Meine Damen und Herren, für alle Schulen in freier Trägerschaft gilt aber – und deshalb will ich mich in meinen weiteren Ausführungen darauf konzentrieren –: Das Grundgesetz schreibt ausdrücklich vor, dass eine Sonderung der Schüler nach Besitzverhältnissen der Eltern nicht gefördert werden darf. Das heißt ganz konkret: Der Zugang zu Schulen in frei
Die einzigen Einnahmequellen von Schulen in freier Trägerschaft – wenn man einmal von den Kirchen absieht – sind Elterngebühren und staatliche Zuschüsse. Deshalb, meine Damen und Herren, müssen die Zuschüsse bei allen Schulen in freier Trägerschaft so ausgestaltet sein, dass eine sozial verträgliche Gebühr absolut gewährleistet ist.
Diese Verpflichtung zur Ausgestaltung der Zuschüsse wird aber von Ihnen, Frau Ministerin – die Landesregierung trifft ja im Haushalt keine entsprechende Vorsorge –, und auch von den Regierungsfraktionen in eklatanter Weise verletzt. Durch die chronische Unterfinanzierung der Schulen in freier Trägerschaft sind diese mittlerweile in eine extrem schwierige Lage geraten. Sie sind auch gezwungen gewesen, die Gerichte anzurufen. Ich finde es schon ein Armutszeugnis, wenn Schulen gezwungen werden, zu Gericht zu gehen und sich dort auf Klage hin bestätigen zu lassen, dass sie Anspruch auf eine höhere Bezuschussung haben.
Das Verwaltungsgericht Mannheim hat 1997 festgelegt, dass die Elterngebühren maximal 100 € betragen dürfen. Deshalb müssten die Zuschüsse an die Schüler der freien Schulen mindestens 80 % des Deckungsgrades der Kosten eines Schülers an staatlichen Schulen betragen. Aber der tatsächliche Deckungsgrad liegt weit darunter. Er liegt zwischen 50 und 75 %.

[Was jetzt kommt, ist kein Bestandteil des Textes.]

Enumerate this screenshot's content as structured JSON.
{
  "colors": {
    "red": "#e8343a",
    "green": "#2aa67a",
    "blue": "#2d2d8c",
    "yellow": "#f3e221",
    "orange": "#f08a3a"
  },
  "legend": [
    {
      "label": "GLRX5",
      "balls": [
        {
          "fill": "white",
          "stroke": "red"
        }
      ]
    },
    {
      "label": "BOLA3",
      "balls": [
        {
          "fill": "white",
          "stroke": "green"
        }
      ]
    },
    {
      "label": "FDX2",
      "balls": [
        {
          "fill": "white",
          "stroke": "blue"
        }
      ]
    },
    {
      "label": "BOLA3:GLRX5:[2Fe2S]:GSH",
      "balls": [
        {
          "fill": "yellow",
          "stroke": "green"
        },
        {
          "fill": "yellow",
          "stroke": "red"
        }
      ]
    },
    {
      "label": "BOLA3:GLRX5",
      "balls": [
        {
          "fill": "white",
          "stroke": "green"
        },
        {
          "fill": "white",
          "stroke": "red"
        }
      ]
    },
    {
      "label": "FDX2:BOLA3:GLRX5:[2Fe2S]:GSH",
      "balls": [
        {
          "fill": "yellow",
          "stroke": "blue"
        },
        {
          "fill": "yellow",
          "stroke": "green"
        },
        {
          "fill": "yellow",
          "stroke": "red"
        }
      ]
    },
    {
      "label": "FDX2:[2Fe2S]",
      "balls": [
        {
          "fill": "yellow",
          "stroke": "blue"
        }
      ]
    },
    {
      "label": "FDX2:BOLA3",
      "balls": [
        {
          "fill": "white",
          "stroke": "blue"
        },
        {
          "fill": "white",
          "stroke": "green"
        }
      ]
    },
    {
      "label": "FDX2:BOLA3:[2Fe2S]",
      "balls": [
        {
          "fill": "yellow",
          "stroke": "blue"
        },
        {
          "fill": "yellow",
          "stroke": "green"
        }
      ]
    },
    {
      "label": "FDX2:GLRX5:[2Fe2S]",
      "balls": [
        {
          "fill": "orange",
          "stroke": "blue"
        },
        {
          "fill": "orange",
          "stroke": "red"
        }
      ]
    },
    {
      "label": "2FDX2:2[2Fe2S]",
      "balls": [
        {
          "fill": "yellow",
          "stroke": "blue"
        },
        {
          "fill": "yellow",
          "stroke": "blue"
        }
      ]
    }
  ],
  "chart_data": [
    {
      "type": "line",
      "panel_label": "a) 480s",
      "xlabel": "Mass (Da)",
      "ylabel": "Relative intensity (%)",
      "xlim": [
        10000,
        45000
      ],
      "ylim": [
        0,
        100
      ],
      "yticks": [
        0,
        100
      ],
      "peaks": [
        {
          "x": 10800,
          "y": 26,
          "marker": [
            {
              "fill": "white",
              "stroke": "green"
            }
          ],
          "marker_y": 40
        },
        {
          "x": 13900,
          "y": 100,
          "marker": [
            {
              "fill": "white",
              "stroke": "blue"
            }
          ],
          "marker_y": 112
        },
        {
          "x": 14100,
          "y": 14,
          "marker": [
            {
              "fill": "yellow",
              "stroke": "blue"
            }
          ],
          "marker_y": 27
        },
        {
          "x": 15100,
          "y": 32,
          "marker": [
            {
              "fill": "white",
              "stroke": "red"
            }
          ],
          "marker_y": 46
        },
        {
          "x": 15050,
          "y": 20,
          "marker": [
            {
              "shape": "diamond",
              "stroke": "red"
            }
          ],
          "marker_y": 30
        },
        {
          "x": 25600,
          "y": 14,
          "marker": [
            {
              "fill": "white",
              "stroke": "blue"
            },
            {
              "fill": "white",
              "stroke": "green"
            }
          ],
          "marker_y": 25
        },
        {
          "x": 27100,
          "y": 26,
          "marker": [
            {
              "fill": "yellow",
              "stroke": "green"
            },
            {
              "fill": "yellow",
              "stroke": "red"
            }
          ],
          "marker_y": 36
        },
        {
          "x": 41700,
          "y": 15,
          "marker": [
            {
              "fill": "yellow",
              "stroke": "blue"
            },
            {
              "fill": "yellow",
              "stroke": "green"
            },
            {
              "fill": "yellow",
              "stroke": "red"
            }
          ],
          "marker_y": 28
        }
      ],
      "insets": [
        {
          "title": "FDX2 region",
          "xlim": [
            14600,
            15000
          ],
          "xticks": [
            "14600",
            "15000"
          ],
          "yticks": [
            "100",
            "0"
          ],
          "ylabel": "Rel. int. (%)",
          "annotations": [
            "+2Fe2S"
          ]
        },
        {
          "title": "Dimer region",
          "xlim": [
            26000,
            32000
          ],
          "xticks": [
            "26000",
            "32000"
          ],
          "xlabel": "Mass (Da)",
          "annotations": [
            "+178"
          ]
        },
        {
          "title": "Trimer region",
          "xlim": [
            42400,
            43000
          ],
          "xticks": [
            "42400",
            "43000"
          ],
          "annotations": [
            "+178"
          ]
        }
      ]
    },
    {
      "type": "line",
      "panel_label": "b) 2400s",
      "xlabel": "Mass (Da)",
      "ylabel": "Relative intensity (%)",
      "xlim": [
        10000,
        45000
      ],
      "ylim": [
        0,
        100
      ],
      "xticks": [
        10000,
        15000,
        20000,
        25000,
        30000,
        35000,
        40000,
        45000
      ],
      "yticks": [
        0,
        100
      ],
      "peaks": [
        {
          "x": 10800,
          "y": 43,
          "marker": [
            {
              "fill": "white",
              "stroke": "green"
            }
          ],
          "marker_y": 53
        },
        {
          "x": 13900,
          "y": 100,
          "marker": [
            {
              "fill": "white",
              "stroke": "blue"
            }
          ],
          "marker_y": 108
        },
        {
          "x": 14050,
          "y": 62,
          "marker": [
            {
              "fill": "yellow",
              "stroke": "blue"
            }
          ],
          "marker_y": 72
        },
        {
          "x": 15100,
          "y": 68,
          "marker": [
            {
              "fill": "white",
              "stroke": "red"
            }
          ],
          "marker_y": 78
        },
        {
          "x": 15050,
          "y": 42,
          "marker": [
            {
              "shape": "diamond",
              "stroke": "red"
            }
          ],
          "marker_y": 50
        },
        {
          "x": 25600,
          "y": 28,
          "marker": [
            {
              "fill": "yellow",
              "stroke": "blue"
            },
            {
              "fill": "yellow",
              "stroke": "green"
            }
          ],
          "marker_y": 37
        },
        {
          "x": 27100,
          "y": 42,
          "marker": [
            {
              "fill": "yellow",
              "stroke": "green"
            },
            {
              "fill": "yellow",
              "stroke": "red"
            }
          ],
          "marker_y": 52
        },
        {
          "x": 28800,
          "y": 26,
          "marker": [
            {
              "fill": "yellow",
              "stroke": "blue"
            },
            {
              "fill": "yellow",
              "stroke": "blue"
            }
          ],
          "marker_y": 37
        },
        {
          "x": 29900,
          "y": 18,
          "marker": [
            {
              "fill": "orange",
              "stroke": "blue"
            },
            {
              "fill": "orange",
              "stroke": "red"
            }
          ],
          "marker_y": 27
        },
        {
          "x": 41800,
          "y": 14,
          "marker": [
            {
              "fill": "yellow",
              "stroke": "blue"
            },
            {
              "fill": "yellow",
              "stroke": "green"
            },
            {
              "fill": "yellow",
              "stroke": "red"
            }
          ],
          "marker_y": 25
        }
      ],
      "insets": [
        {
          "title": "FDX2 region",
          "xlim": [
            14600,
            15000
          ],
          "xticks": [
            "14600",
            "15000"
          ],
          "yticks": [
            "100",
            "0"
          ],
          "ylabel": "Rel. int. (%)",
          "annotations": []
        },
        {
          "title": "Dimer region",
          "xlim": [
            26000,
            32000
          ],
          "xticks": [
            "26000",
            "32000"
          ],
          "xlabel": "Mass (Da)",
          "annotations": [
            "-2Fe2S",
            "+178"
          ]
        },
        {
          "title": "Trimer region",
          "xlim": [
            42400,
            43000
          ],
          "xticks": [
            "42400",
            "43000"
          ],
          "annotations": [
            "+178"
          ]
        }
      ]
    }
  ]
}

Meine Damen und Herren, wir Grünen haben es begrüßt, dass vor den Landtagswahlen eine kleine Kommission der Regierungsfraktionen gebildet wurde, die erstmals versuchte, die Kosten eines Schülers an staatlichen Schulen zu ermitteln, um dann eine seriöse Berechnungsgrundlage ins Schulgesetz zu bringen und das Schulgesetz entsprechend zu novellieren. Leider aber hat sich bislang nichts getan.
Moment, ich komme gleich dazu. – Leider hat sich bislang in dieser Richtung überhaupt noch nichts getan. Das war auch der Ausgangspunkt für unsere Große Anfrage.
Vor allem ist es extrem enttäuschend und im Prinzip auch ein Vertrauensbruch, dass die Kultusministerin in ihrer Antwort auf unsere Große Anfrage ganz lapidar gesagt hat: Es besteht kein Handlungsbedarf für eine Novellierung des Schulgesetzes. Das, meine Damen und Herren, ist enttäuschend, und zu Recht sind die Schulen in freier Trägerschaft in diesem Land empört und fordern, dass hier endlich gehandelt statt nur verhandelt wird.